Kostümcülük sanatına
gönül veren gençlerin, giyim kuşam tarihi bilmenin yanısıra, dönemin
tavır ve görenekleri hakkında bilgili olmaları, uygulamanın yapıldığı
gösterinin dramaturjik yapısını irdelemeleri açısından büyük önem taşır.

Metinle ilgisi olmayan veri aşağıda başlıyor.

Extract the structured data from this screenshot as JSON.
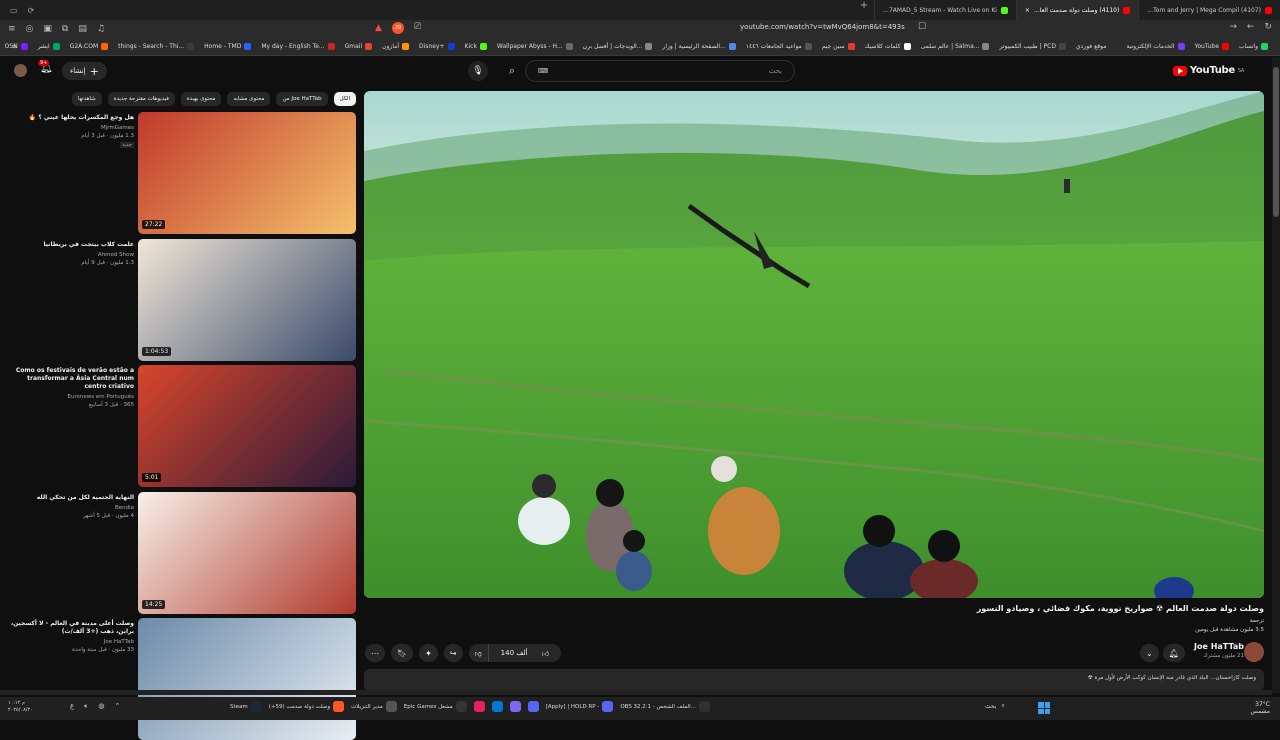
{
  "browser": {
    "tabs": [
      {
        "label": "(4107) Tom and Jerry | Mega Compil...",
        "color": "#ff0000",
        "active": false
      },
      {
        "label": "(4110) وصلت دولة صدمت العا...",
        "color": "#ff0000",
        "active": true
      },
      {
        "label": "7AMAD_5 Stream - Watch Live on Ki...",
        "color": "#53fc18",
        "active": false
      }
    ],
    "new_tab": "+",
    "address": "youtube.com/watch?v=twMvQ64jom8&t=493s",
    "brave_badge": "29",
    "bookmarks": [
      "واتساب",
      "YouTube",
      "الخدمات الإلكترونية",
      "موقع فوردي",
      "طبيب الكمبيوتر | PCD",
      "عالم سلمى | Salma...",
      "كلمات كلاسيك",
      "سين جيم",
      "مواعيد الجامعات ١٤٤٦",
      "الصفحة الرئيسية | وزار...",
      "الويدجات | أفضل برن...",
      "Wallpaper Abyss - H...",
      "Kick",
      "Disney+",
      "أمازون",
      "Gmail",
      "My day - English Te...",
      "Home - TMD",
      "things - Search - Thi...",
      "G2A.COM",
      "ابشر",
      "OSN"
    ],
    "bookmark_colors": [
      "#25d366",
      "#ff0000",
      "#7a3aff",
      "#2b2b2b",
      "#444",
      "#888",
      "#fff",
      "#e53935",
      "#555",
      "#4c8bf5",
      "#888",
      "#6a6a6a",
      "#53fc18",
      "#113ccf",
      "#ff9900",
      "#ea4335",
      "#c62828",
      "#2962ff",
      "#3a3a3a",
      "#ff6600",
      "#00a862",
      "#7a1fff"
    ]
  },
  "youtube": {
    "logo_text": "YouTube",
    "logo_region": "SA",
    "search_placeholder": "بحث",
    "create_label": "إنشاء",
    "notif_count": "9+",
    "chips": [
      "الكل",
      "من Joe HaTTab",
      "محتوى مشابه",
      "محتوى بهبدة",
      "فيديوهات مقترحة جديدة",
      "شاهدتها"
    ]
  },
  "related": [
    {
      "title": "هل وجع المكسرات يحلها عيني ؟ 🔥",
      "channel": "MjrmGames",
      "views": "1.3 مليون · قبل 3 أيام",
      "badge": "جديد",
      "duration": "27:22"
    },
    {
      "title": "علمت كلاب بيتجت في بريطانيا",
      "channel": "Ahmed Show",
      "views": "1.3 مليون · قبل 9 أيام",
      "badge": "",
      "duration": "1:04:53"
    },
    {
      "title": "Como os festivais de verão estão a transformar a Ásia Central num centro criativo",
      "channel": "Euronews em Português",
      "views": "365 · قبل 3 أسابيع",
      "badge": "",
      "duration": "5:01"
    },
    {
      "title": "النهاية الحتمية لكل من تحكي الله",
      "channel": "Bendia",
      "views": "4 مليون · قبل 5 أشهر",
      "badge": "",
      "duration": "14:25"
    },
    {
      "title": "وصلت أعلى مدينة في العالم - لا أكسجين، براين، ذهب (+3 ألف/ث)",
      "channel": "Joe HaTTab",
      "views": "33 مليون · قبل سنة واحدة",
      "badge": "",
      "duration": ""
    }
  ],
  "video": {
    "title": "وصلت دولة صدمت العالم ☢ صواريخ نووية، مكوك فضائي ، وصيادو النسور",
    "views_line": "ترجمة",
    "views_count": "3.5 مليون مشاهدة قبل يومين",
    "channel": "Joe HaTTab",
    "subs": "21 مليون مشترك",
    "likes": "140 ألف",
    "description": "وصلت كازاخستان... البلد الذي غادر منه الإنسان كوكب الأرض لأول مرة ☢"
  },
  "taskbar": {
    "apps": [
      {
        "label": "OBS 32.2.1 - الملف الشخص...",
        "color": "#303030"
      },
      {
        "label": "[Apply] | HOLD RP -",
        "color": "#5865f2"
      },
      {
        "label": "",
        "color": "#5865f2"
      },
      {
        "label": "",
        "color": "#7b68ee"
      },
      {
        "label": "",
        "color": "#0078d4"
      },
      {
        "label": "",
        "color": "#e91e63"
      },
      {
        "label": "Epic Games مشغل",
        "color": "#333"
      },
      {
        "label": "مدير التنزيلات",
        "color": "#555"
      },
      {
        "label": "وصلت دولة صدمت (59+)",
        "color": "#ff5722"
      },
      {
        "label": "Steam",
        "color": "#1b2838"
      }
    ],
    "search_label": "بحث",
    "temp": "37°C",
    "weather": "مشمس",
    "time": "م ١٠:١٢",
    "date": "٢٠٢٥/٠٨/٢٠",
    "lang": "ع"
  }
}
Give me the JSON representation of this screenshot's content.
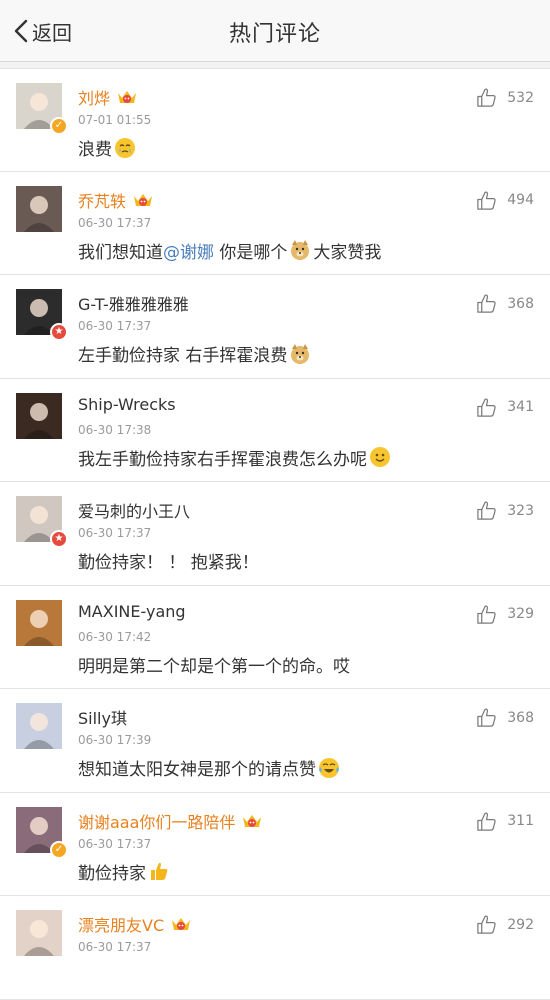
{
  "navbar": {
    "back_label": "返回",
    "title": "热门评论"
  },
  "comments": [
    {
      "name": "刘烨",
      "vip": true,
      "badge": "v",
      "time": "07-01 01:55",
      "text": "浪费",
      "text_after": "",
      "mention": "",
      "emoji": "crying",
      "likes": "532",
      "avatar_color": "#d9d4cc"
    },
    {
      "name": "乔芃轶",
      "vip": true,
      "badge": "",
      "time": "06-30 17:37",
      "text": "我们想知道",
      "mention": "@谢娜",
      "text_after": " 你是哪个",
      "emoji": "doge",
      "text_tail": "大家赞我",
      "likes": "494",
      "avatar_color": "#6a5a54"
    },
    {
      "name": "G-T-雅雅雅雅雅",
      "vip": false,
      "badge": "red",
      "time": "06-30 17:37",
      "text": "左手勤俭持家 右手挥霍浪费",
      "mention": "",
      "text_after": "",
      "emoji": "doge",
      "likes": "368",
      "avatar_color": "#2c2c2c"
    },
    {
      "name": "Ship-Wrecks",
      "vip": false,
      "badge": "",
      "time": "06-30 17:38",
      "text": "我左手勤俭持家右手挥霍浪费怎么办呢",
      "mention": "",
      "text_after": "",
      "emoji": "smile",
      "likes": "341",
      "avatar_color": "#3a2a22"
    },
    {
      "name": "爱马刺的小王八",
      "vip": false,
      "badge": "red",
      "time": "06-30 17:37",
      "text": "勤俭持家！ ！ 抱紧我！",
      "mention": "",
      "text_after": "",
      "emoji": "",
      "likes": "323",
      "avatar_color": "#cfc7c0"
    },
    {
      "name": "MAXINE-yang",
      "vip": false,
      "badge": "",
      "time": "06-30 17:42",
      "text": "明明是第二个却是个第一个的命。哎",
      "mention": "",
      "text_after": "",
      "emoji": "",
      "likes": "329",
      "avatar_color": "#b8783a"
    },
    {
      "name": "Silly琪",
      "vip": false,
      "badge": "",
      "time": "06-30 17:39",
      "text": "想知道太阳女神是那个的请点赞",
      "mention": "",
      "text_after": "",
      "emoji": "laugh-cry",
      "likes": "368",
      "avatar_color": "#c8cfe0"
    },
    {
      "name": "谢谢aaa你们一路陪伴",
      "vip": true,
      "badge": "v",
      "time": "06-30 17:37",
      "text": "勤俭持家",
      "mention": "",
      "text_after": "",
      "emoji": "thumbs-up",
      "likes": "311",
      "avatar_color": "#8a6b7a"
    },
    {
      "name": "漂亮朋友VC",
      "vip": true,
      "badge": "",
      "time": "06-30 17:37",
      "text": "",
      "mention": "",
      "text_after": "",
      "emoji": "",
      "likes": "292",
      "avatar_color": "#e2d2c8"
    }
  ],
  "colors": {
    "vip_name": "#e8811f",
    "mention": "#4a7ebd",
    "badge_v": "#f5a623",
    "badge_red": "#e54b3c"
  }
}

Dramaturjik yapı, size kostüm tasarımını gerçekleştirmek için, yardımcı
olan öğelerin başında gelir.
Kostüm-Drama:
Dönem filmleridir. "Kostüme Film" de denir.Son yıllarda sıkça
izlediğimiz, Thomas Hardy,
Jane Austen ya da Edith Warton gibi yazarların kitaplarından yapılan
uyarlamalar bu türün içine girer. İyi bir "kostüm-drama" filminin en
büyük özelliği konu aldığı dönemin zaman ve mekân duygusunu en iyi
şekilde izleyiciye aktarmasıdır. Ayrıntılı dekor ve kostüm
çalışmasıyla hikâyenin geçtiği dönemi perdede adeta yenidenyaratırlar. Anlatılan hikâyeler ise o dönemin insanlarının
yaşayışlarının, değer yargılarının, düşünce tarzlarının izleyiciye
iletilmesine aracılık eder. Konu edilen belli bir sınıfa ait küçük
bir grup da olsa; onların yaşayışlarını ve ilişkilerini seyrederek, o
sınıfın o dönemdeki yaşam tarzını, ahlâk anlayışını, düşünce yapısını
öğreniriz.
Kostüm-drama türünün düşük bütçeli, daha çok kapalı mekânlarda geçen,
az sayıdaki insanın ilişkilerine odaklanan filmleri olduğu gibi; daha
yüksek bütçeli, büyük bir prodüksiyon gerektiren, dönemin tarihsel
gerçeklerini arka fonuna almış, epik örnekleri de vardır. James Ivory
bu türün en güzel örneklerini vermiştir. Manzaralı Oda (A Room with a
View, 1986), Howardların Sonu (Howards End, 1992), Günden Kalanlar
(Remains of the Day, 1993) gibi filmler kostüm-drama türünün başarılı
örnekleri arasındadır. Ang Lee'nin Aşk ve Yaşam'ı (Sense and
Sensibility, 1995), Martin Scorsese'nin Masumiyet Çağı (Age of
Innocence, 1993) ve Terence Davies'in Keyif Evi (House of Mirth,
2000) ise son yılların akılda kalan kostüm-drama filmlerindendir.